The median duration of treatment (AUY922 plus trastuzumab) exposure was 16.0 weeks (range, 1-72) in all patients; the median duration of treatment in the 55 mg/m² and 70 mg/m² cohorts was 10.5 weeks (range, 7-24) and 16.0 weeks (range, 1-72), respectively.

Of the overall 45 patients treated with AUY922 plus trastuzumab, 37.8% patients (17 of 45) had ≥ 1 dose reduction (50.0% [2 of 4] in the 55 mg/m² cohort and 36.6% [15 of 41] in the 70 mg/m² cohort). All of the dose reductions were due to adverse events (AEs), except for 2 patients in the 70 mg/m² cohort (1 due to dosing error and 1 due to a laboratory test abnormality). Twenty-six patients had ≥ 1 dose delay (2 in the 55 mg/m² cohort and 24 in the 70 mg/m² cohort). Overall, 46.7% patients (21 of 45) had dose delays due to AEs (50.0% in the 55 mg/m² cohort [2 of 4] and 46.3% in the 70 mg/m² cohort [19 of 41]).

All patients reported ≥ 1 AE, regardless of study treatment relationship; the most common AEs were diarrhea (88.9%), fatigue (37.8%), nausea (37.8%), headache (31.1%), night blindness (31.1%), and visual impairment (31.1%). Overall, 21 patients (46.7%) experienced a grade 3 or 4 AE regardless of study treatment relationship; the most common grade 3 AEs were dyspnea, (3 patients, 6.7%) and accommodation disorder, anemia, arthralgia, diarrhea, decreased ejection fraction, fatigue, and nausea (in 2 patients each, 4.4%). Six patients in the 70 mg/m² cohort experienced grade 4 AEs regardless of causality (anemia, hyperkalemia, jaundice, optic nerve disorder, pleural effusion, and breast cancer [2 events in 1 patient]).

Study treatment-related AEs occurred in 97.8% patients; the most frequent AEs were diarrhea, fatigue, nausea, and visual impairment (Table 4). Study treatment-related grade 3 or 4 AEs occurred in 14 patients (31.1%). The most common study-treatment related grade 3 or 4 AEs were diarrhea, fatigue, accommodation disorder, and decreased ejection fraction (each occurring in 2 patients, 4.4%).

Overall, 11 patients (24.4%) (all in the 70 mg/m² cohort) experienced serious AEs (SAEs), regardless of causality; none of these resulted in discontinuation of study treatment or death.

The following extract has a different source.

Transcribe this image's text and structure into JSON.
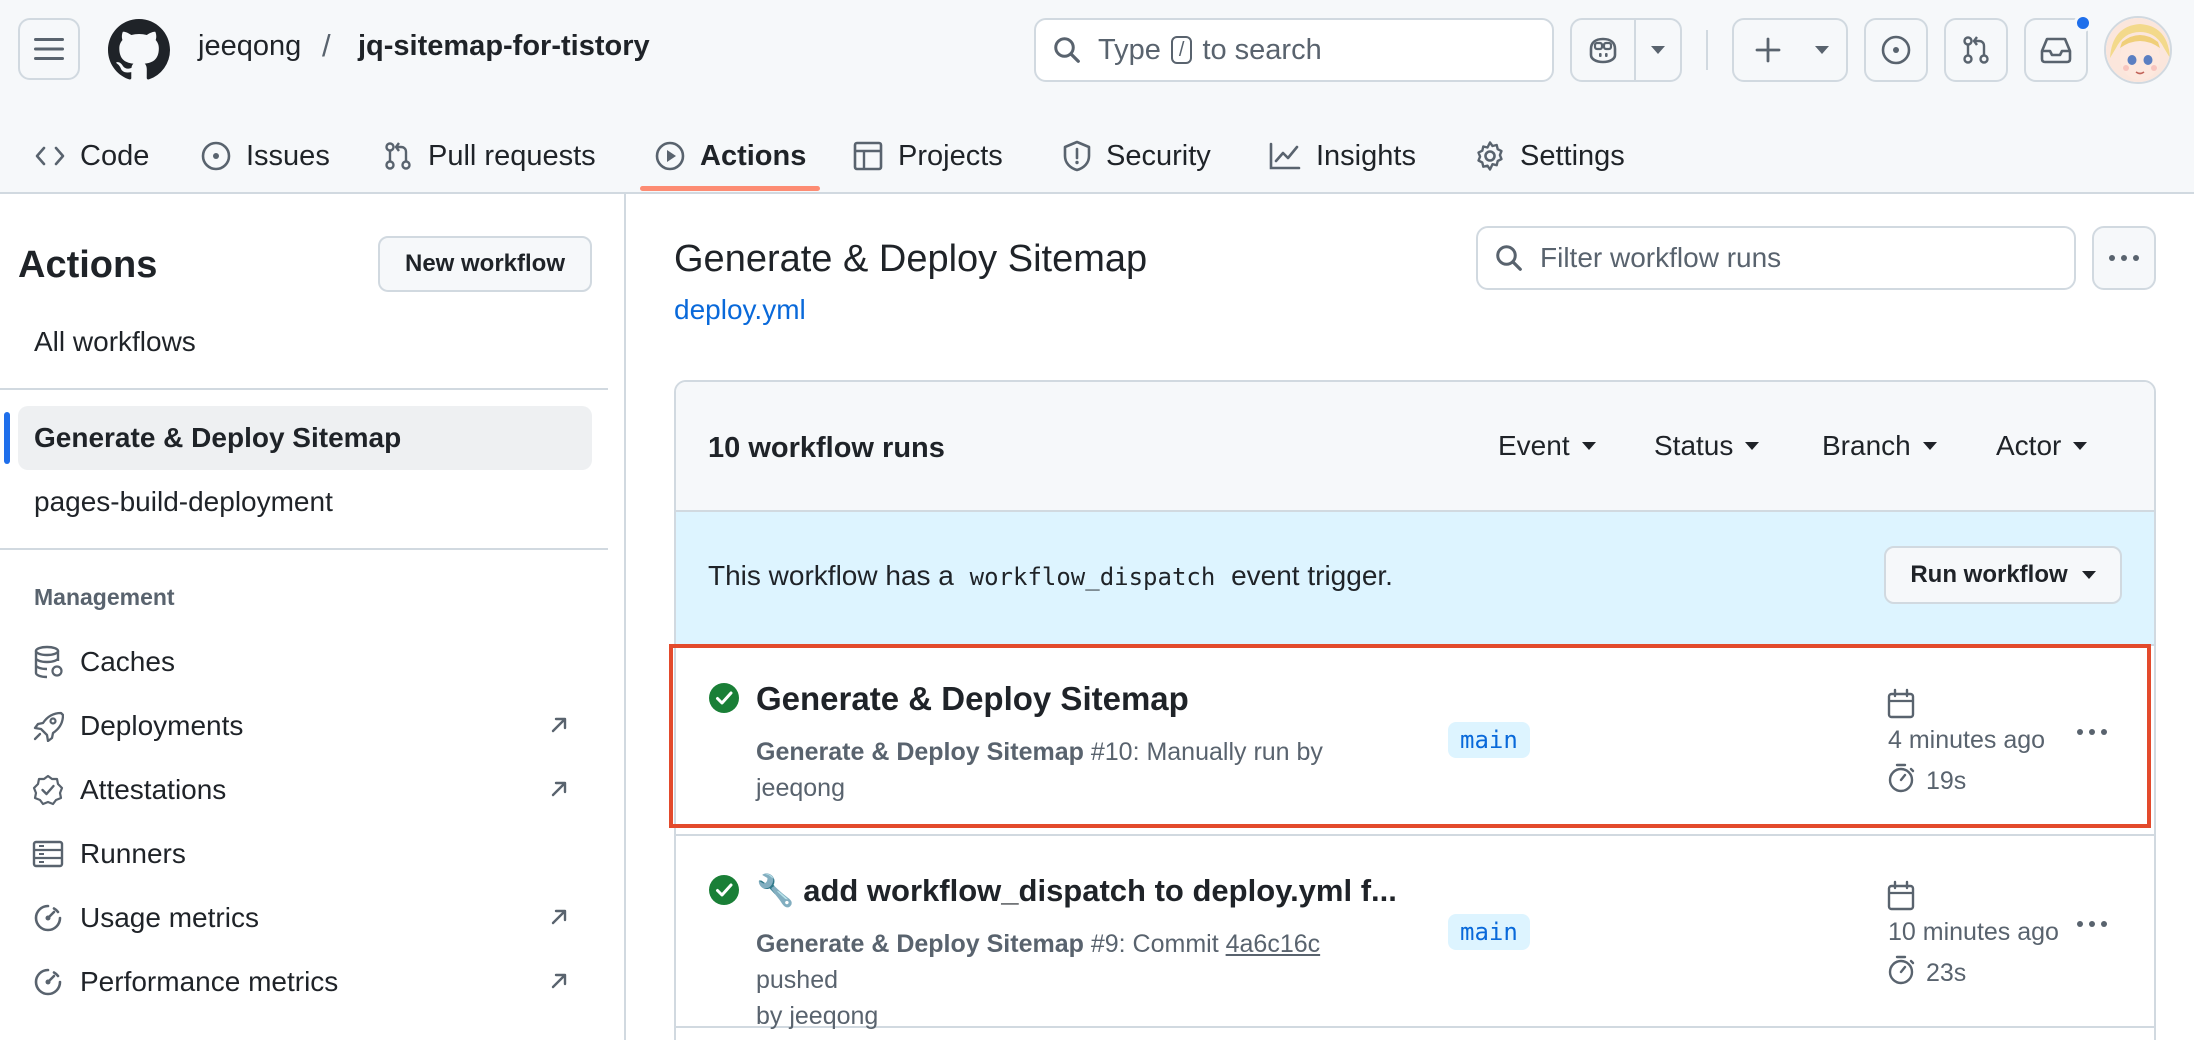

Three patients (7.3%) in the 70 mg/m² cohort experienced study treatment-related SAEs; none of which resulted in permanent discontinuation.

Eight patients (1 patient in the 55 mg/m² cohort and 7 patients in the 70 mg/m² cohort) (17.8%) discontinued the treatment due to AEs, regardless of study treatment relationship. Study treatment-related discontinuation events occurred in 7 patients, which included elevated alanine aminotransferase, hyperkalemia, optic nerve disorder, decreased appetite, accommodation disorder (each in 1 patient); and decreased ejection fraction (2 patients).

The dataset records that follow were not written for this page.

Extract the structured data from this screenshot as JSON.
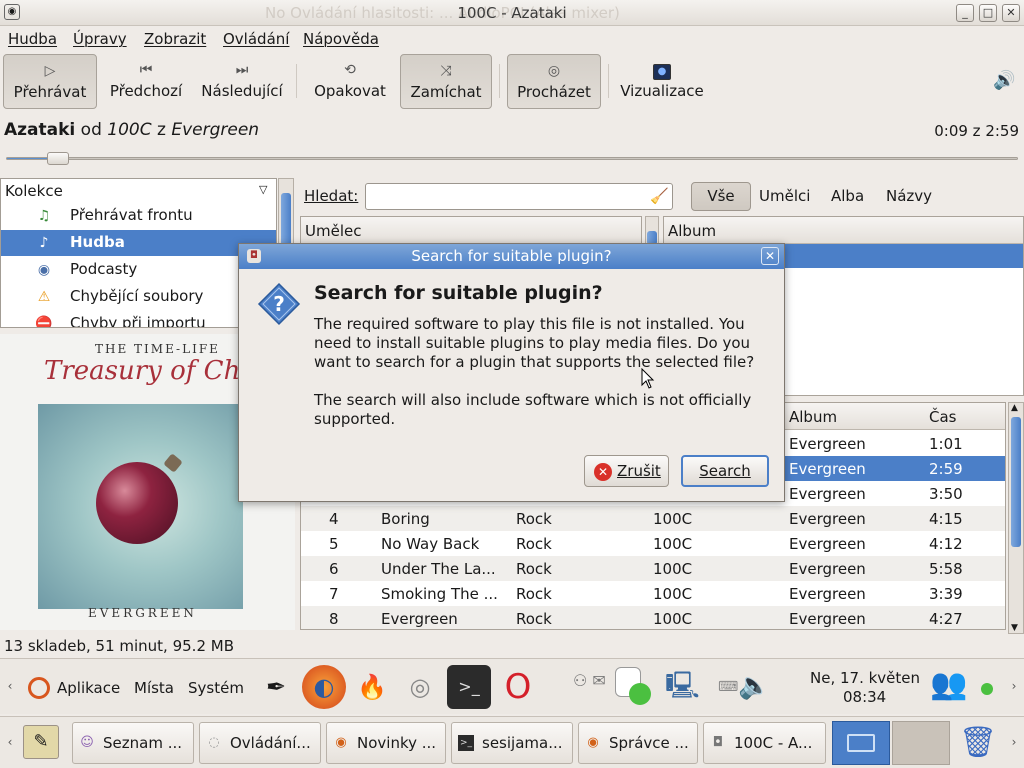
{
  "window": {
    "title": "100C - Azataki",
    "ghost_title": "No  Ovládání hlasitosti: ... AudioPCI (Alsa mixer)"
  },
  "menubar": [
    "Hudba",
    "Úpravy",
    "Zobrazit",
    "Ovládání",
    "Nápověda"
  ],
  "toolbar": {
    "play": "Přehrávat",
    "prev": "Předchozí",
    "next": "Následující",
    "repeat": "Opakovat",
    "shuffle": "Zamíchat",
    "browse": "Procházet",
    "visualize": "Vizualizace"
  },
  "now_playing": {
    "song": "Azataki",
    "by": "od",
    "artist": "100C",
    "from": "z",
    "album": "Evergreen",
    "time": "0:09 z 2:59",
    "progress": 0.05
  },
  "sources": {
    "header": "Kolekce",
    "items": [
      {
        "label": "Přehrávat frontu",
        "icon": "playlist-icon"
      },
      {
        "label": "Hudba",
        "icon": "music-note-icon"
      },
      {
        "label": "Podcasty",
        "icon": "podcast-icon"
      },
      {
        "label": "Chybějící soubory",
        "icon": "warning-icon"
      },
      {
        "label": "Chyby při importu",
        "icon": "error-icon"
      }
    ]
  },
  "album_art": {
    "top_text": "THE TIME-LIFE",
    "script_text": "Treasury of Christmas",
    "bottom_text": "EVERGREEN"
  },
  "search": {
    "label": "Hledat:",
    "value": "",
    "filters": [
      "Vše",
      "Umělci",
      "Alba",
      "Názvy"
    ]
  },
  "browser": {
    "artist_header": "Umělec",
    "album_header": "Album"
  },
  "tracks": {
    "columns": [
      "Album",
      "Čas"
    ],
    "rows": [
      {
        "no": "",
        "title": "",
        "genre": "",
        "artist": "",
        "album": "Evergreen",
        "time": "1:01"
      },
      {
        "no": "",
        "title": "",
        "genre": "",
        "artist": "",
        "album": "Evergreen",
        "time": "2:59"
      },
      {
        "no": "",
        "title": "",
        "genre": "",
        "artist": "",
        "album": "Evergreen",
        "time": "3:50"
      },
      {
        "no": "4",
        "title": "Boring",
        "genre": "Rock",
        "artist": "100C",
        "album": "Evergreen",
        "time": "4:15"
      },
      {
        "no": "5",
        "title": "No Way Back",
        "genre": "Rock",
        "artist": "100C",
        "album": "Evergreen",
        "time": "4:12"
      },
      {
        "no": "6",
        "title": "Under The La...",
        "genre": "Rock",
        "artist": "100C",
        "album": "Evergreen",
        "time": "5:58"
      },
      {
        "no": "7",
        "title": "Smoking The ...",
        "genre": "Rock",
        "artist": "100C",
        "album": "Evergreen",
        "time": "3:39"
      },
      {
        "no": "8",
        "title": "Evergreen",
        "genre": "Rock",
        "artist": "100C",
        "album": "Evergreen",
        "time": "4:27"
      }
    ]
  },
  "status": "13 skladeb, 51 minut, 95.2 MB",
  "dialog": {
    "title": "Search for suitable plugin?",
    "heading": "Search for suitable plugin?",
    "body1": "The required software to play this file is not installed. You need to install suitable plugins to play media files. Do you want to search for a plugin that supports the selected file?",
    "body2": "The search will also include software which is not officially supported.",
    "cancel": "Zrušit",
    "search": "Search"
  },
  "panel": {
    "applications": "Aplikace",
    "places": "Místa",
    "system": "Systém",
    "clock_date": "Ne, 17. květen",
    "clock_time": "08:34"
  },
  "taskbar": [
    {
      "label": "Seznam ...",
      "icon": "chat-icon"
    },
    {
      "label": "Ovládání...",
      "icon": "volume-control-icon"
    },
    {
      "label": "Novinky ...",
      "icon": "firefox-icon"
    },
    {
      "label": "sesijama...",
      "icon": "terminal-icon"
    },
    {
      "label": "Správce ...",
      "icon": "firefox-icon"
    },
    {
      "label": "100C - A...",
      "icon": "speaker-icon"
    }
  ],
  "colors": {
    "selection": "#4b7fc8",
    "dialog_title": "#5a8ad0",
    "cancel_red": "#d9312a"
  }
}
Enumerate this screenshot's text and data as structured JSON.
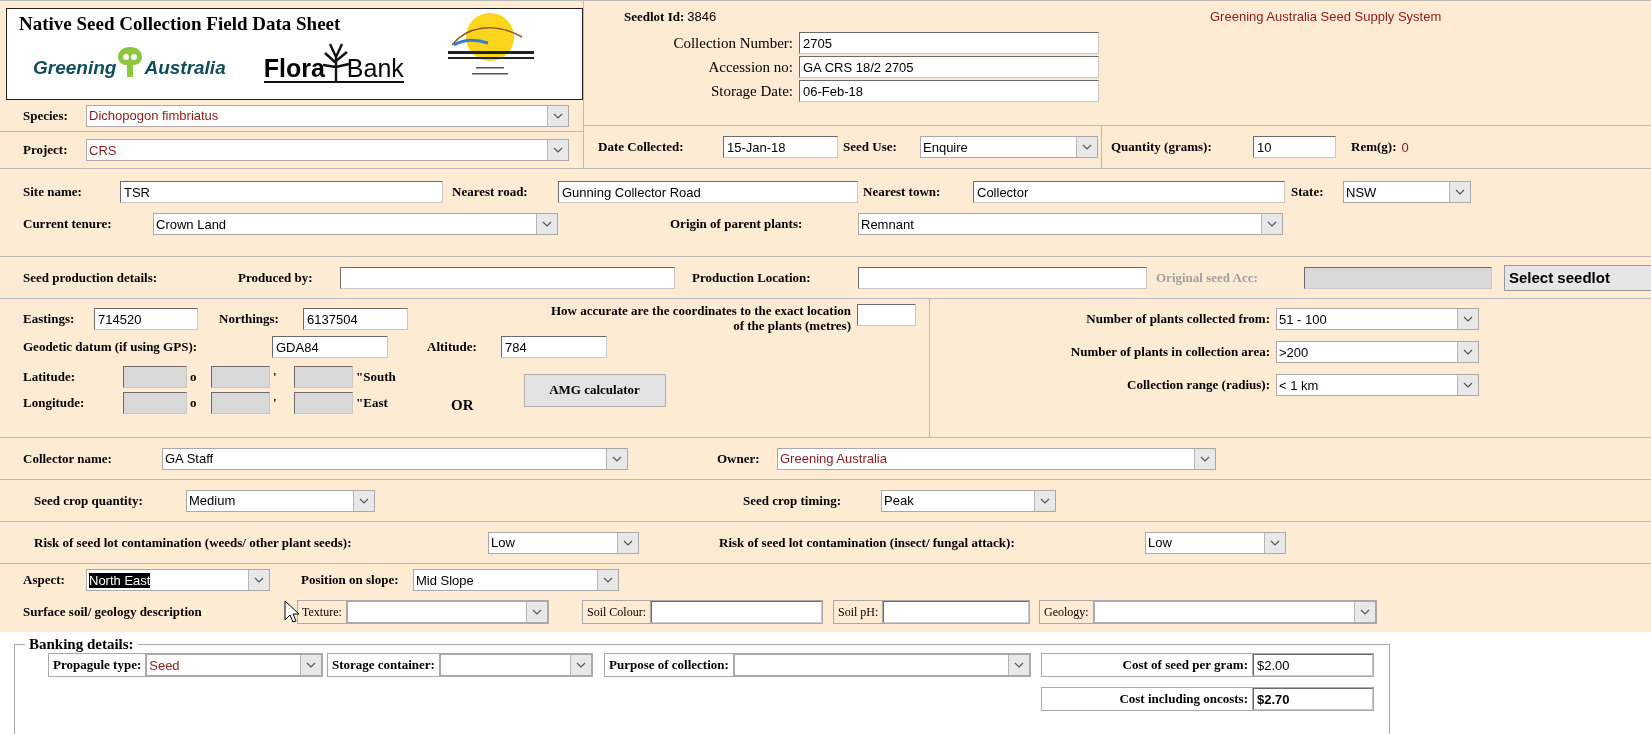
{
  "header": {
    "title": "Native Seed Collection Field Data Sheet",
    "logos": [
      {
        "kind": "tree",
        "parts": [
          "Greening",
          "Australia"
        ]
      },
      {
        "kind": "plant",
        "parts": [
          "Flora",
          "Bank"
        ]
      },
      {
        "kind": "emblem"
      }
    ]
  },
  "record": {
    "seedlot_label": "Seedlot Id:",
    "seedlot_id": "3846",
    "system_name": "Greening Australia Seed Supply System",
    "fields": [
      {
        "label": "Collection Number:",
        "kind": "text",
        "value": "2705"
      },
      {
        "label": "Accession no:",
        "kind": "text",
        "value": "GA CRS 18/2 2705"
      },
      {
        "label": "Storage Date:",
        "kind": "text",
        "value": "06-Feb-18"
      }
    ]
  },
  "species": {
    "label": "Species:",
    "kind": "dropdown",
    "value": "Dichopogon fimbriatus",
    "color": "#8b1a1a"
  },
  "project": {
    "label": "Project:",
    "kind": "dropdown",
    "value": "CRS",
    "color": "#8b1a1a"
  },
  "collection": [
    {
      "label": "Date Collected:",
      "kind": "text",
      "value": "15-Jan-18"
    },
    {
      "label": "Seed Use:",
      "kind": "dropdown",
      "value": "Enquire"
    }
  ],
  "quantity": {
    "label": "Quantity (grams):",
    "kind": "text",
    "value": "10"
  },
  "remaining": {
    "label": "Rem(g):",
    "value": "0",
    "color": "#8b1a1a"
  },
  "site": [
    [
      {
        "label": "Site name:",
        "kind": "text",
        "value": "TSR"
      },
      {
        "label": "Nearest road:",
        "kind": "text",
        "value": "Gunning Collector Road"
      },
      {
        "label": "Nearest town:",
        "kind": "text",
        "value": "Collector"
      },
      {
        "label": "State:",
        "kind": "dropdown",
        "value": "NSW"
      }
    ],
    [
      {
        "label": "Current tenure:",
        "kind": "dropdown",
        "value": "Crown Land"
      },
      {
        "label": "Origin of parent plants:",
        "kind": "dropdown",
        "value": "Remnant"
      }
    ]
  ],
  "production": {
    "heading": "Seed production details:",
    "fields": [
      {
        "label": "Produced by:",
        "kind": "text",
        "disabled": false
      },
      {
        "label": "Production Location:",
        "kind": "text",
        "disabled": false
      },
      {
        "label": "Original seed Acc:",
        "kind": "text",
        "disabled": true
      }
    ],
    "button": "Select seedlot"
  },
  "coordinates": {
    "grid": [
      [
        {
          "label": "Eastings:",
          "kind": "text",
          "value": "714520"
        },
        {
          "label": "Northings:",
          "kind": "text",
          "value": "6137504"
        },
        {
          "label": "How accurate are the coordinates to the exact location of the plants (metres)",
          "kind": "text"
        }
      ],
      [
        {
          "label": "Geodetic datum (if using GPS):",
          "kind": "text",
          "value": "GDA84"
        },
        {
          "label": "Altitude:",
          "kind": "text",
          "value": "784"
        }
      ]
    ],
    "latlong": [
      {
        "label": "Latitude:",
        "units": [
          "o",
          "'",
          "\"South"
        ],
        "disabled": true
      },
      {
        "label": "Longitude:",
        "units": [
          "o",
          "'",
          "\"East"
        ],
        "disabled": true
      }
    ],
    "or": "OR",
    "button": "AMG calculator"
  },
  "plants": [
    {
      "label": "Number of plants collected from:",
      "kind": "dropdown",
      "value": "51 - 100"
    },
    {
      "label": "Number of plants in collection area:",
      "kind": "dropdown",
      "value": ">200"
    },
    {
      "label": "Collection range (radius):",
      "kind": "dropdown",
      "value": "< 1 km"
    }
  ],
  "collector": [
    {
      "label": "Collector name:",
      "kind": "dropdown",
      "value": "GA Staff"
    },
    {
      "label": "Owner:",
      "kind": "dropdown",
      "value": "Greening Australia",
      "color": "#8b1a1a"
    }
  ],
  "crop": [
    {
      "label": "Seed crop quantity:",
      "kind": "dropdown",
      "value": "Medium"
    },
    {
      "label": "Seed crop timing:",
      "kind": "dropdown",
      "value": "Peak"
    }
  ],
  "risk": [
    {
      "label": "Risk of seed lot contamination (weeds/ other plant seeds):",
      "kind": "dropdown",
      "value": "Low"
    },
    {
      "label": "Risk of seed lot contamination (insect/ fungal attack):",
      "kind": "dropdown",
      "value": "Low"
    }
  ],
  "terrain": [
    {
      "label": "Aspect:",
      "kind": "dropdown",
      "value": "North East",
      "highlighted": true
    },
    {
      "label": "Position on slope:",
      "kind": "dropdown",
      "value": "Mid Slope",
      "highlighted": false
    }
  ],
  "soil": {
    "heading": "Surface soil/ geology description",
    "fields": [
      {
        "label": "Texture:",
        "kind": "dropdown"
      },
      {
        "label": "Soil Colour:",
        "kind": "text"
      },
      {
        "label": "Soil pH:",
        "kind": "text"
      },
      {
        "label": "Geology:",
        "kind": "dropdown"
      }
    ]
  },
  "banking": {
    "heading": "Banking details:",
    "fields": [
      {
        "label": "Propagule type:",
        "kind": "dropdown",
        "value": "Seed",
        "color": "#8b1a1a",
        "bold": false
      },
      {
        "label": "Storage container:",
        "kind": "dropdown"
      },
      {
        "label": "Purpose of collection:",
        "kind": "dropdown"
      },
      {
        "label": "Cost of seed per gram:",
        "kind": "text",
        "value": "$2.00",
        "bold": false
      },
      {
        "label": "Cost including oncosts:",
        "kind": "text",
        "value": "$2.70",
        "bold": true
      }
    ]
  }
}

A total of 18 deaths occurred > 28 days after the last dose and during the survival follow-up period (data cutoff, January 29, 2013). The cause of death was reported as disease progression in 16 patients; 1 patient died during brain surgery, and 1 due to acute respiratory insufficiency.

Overall, 41 patients (91.1%) reported ocular events regardless of study treatment relationship (all 4 patients in the 55 mg/m² cohort and 37 patients in the 70 mg/m² cohort); the most frequent ocular events were night blindness (31.1%), visual impairment (31.1%), photopsia (28.9%), blurred vision (28.9%), and photophobia (11.1%). Most ocular events (82.3%) were grade 1 or 2. Four patients (8.9%) (1 in the 55 mg/m² cohort and 3 in the 70 mg/m² cohort) experienced grade 3 or 4 ocular events; all were study treatment related. Two patients (4.4%) had ocular events (grade 4 optic nerve disorder and grade 3 accommodation disorder) leading to permanent discontinuation of study treatment, both considered to be study treatment related.

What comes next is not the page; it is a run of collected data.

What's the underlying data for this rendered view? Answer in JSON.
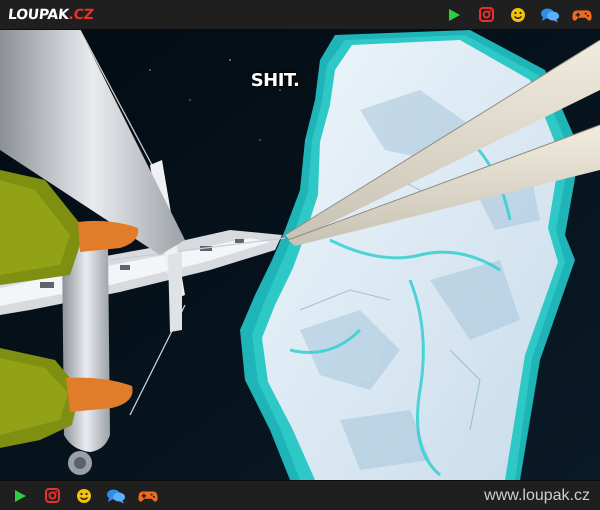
{
  "header": {
    "logo": {
      "main": "LOUPAK",
      "suffix": ".CZ"
    },
    "icons": [
      {
        "name": "play-icon",
        "color": "#2ecc40"
      },
      {
        "name": "instagram-icon",
        "color": "#e8312c"
      },
      {
        "name": "smiley-icon",
        "color": "#f4c20d"
      },
      {
        "name": "chat-icon",
        "color": "#2f8fe8"
      },
      {
        "name": "gamepad-icon",
        "color": "#f26b1d"
      }
    ]
  },
  "image": {
    "caption": "SHIT."
  },
  "footer": {
    "url": "www.loupak.cz"
  },
  "colors": {
    "bar_background": "#1f1f1f",
    "brand_red": "#e8312c"
  }
}
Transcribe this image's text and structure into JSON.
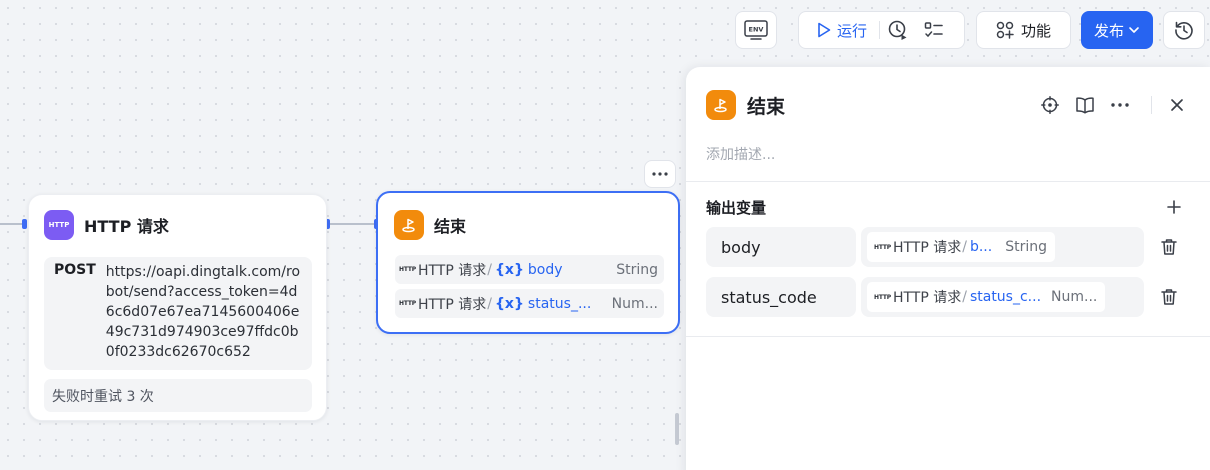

One patient in the 70 mg/m² cohort (2.4% of this cohort) experienced 2 cardiac events of interest (left bundle branch block and cardiac failure). Both were SAEs of grade 3 severity and were suspected to be related to study drug; neither led to permanent discontinuation of study treatment.

DISCUSSION

This phase 1B/2 study evaluated the efficacy and safety of AUY922 plus trastuzumab in patients with advanced or metastatic HER-2 positive breast cancer progressing on trastuzumab. The rationale for this study was based on synergistic activity of AUY922 plus trastuzumab in the HER-2 positive BT-474 breast cancer xenograft model [28] and clinical experience of other HSP90 inhibitors in combination with trastuzumab in patients with advanced HER2-positive metastatic breast cancer progressing on trastuzumab [30].

In phase 1B, only 1 patient (70 mg/m² cohort) experienced a DLT (grade 3 diarrhea) in combination with trastuzumab. According to the Bayesian logistic regression model, at a 70 mg/m² dose of AUY922, the posterior risk of DLT rate being in the excessive toxicity category was much lower than 25%; hence, the dose of AUY922 could have been further escalated. However, at that time, the AUY922 first-in-human monotherapy study [29] had already declared 70 mg/m² as the RP2D; thus, further escalation was prohibited. The dose of 70 mg/m² weekly was then taken as the RP2D in combination with weekly trastuzumab.

In this study, 22.0% of patients treated at 70 mg/m² achieved ORR by investigator review. Furthermore, stable disease was reported in 48.8% of patients treated at 70 mg/m². Thus, our results confirm that HSP90 inhibition in combination with trastuzumab is a promising strategy in advanced or metastatic HER2-positive breast cancer patients progressing on trastuzumab. The results are comparable to that seen with tanespimycin plus trastuzumab combination, where ORR was 22% and disease stabilization rate was 37% [30]. In the first-in-human monotherapy study of AUY922, which included metastatic breast cancer [29], none of the patients had objective responses; this may be due to the following 2 reasons: the patients in the first-in-human study were not molecularly prioritized before study entry; and the responses seen in this study may be due to the combination of trastuzumab with AUY922. Despite the promising ORR and disease stabilization rate, the median PFS and OS were only 3.94 months and 12.65 months, respectively.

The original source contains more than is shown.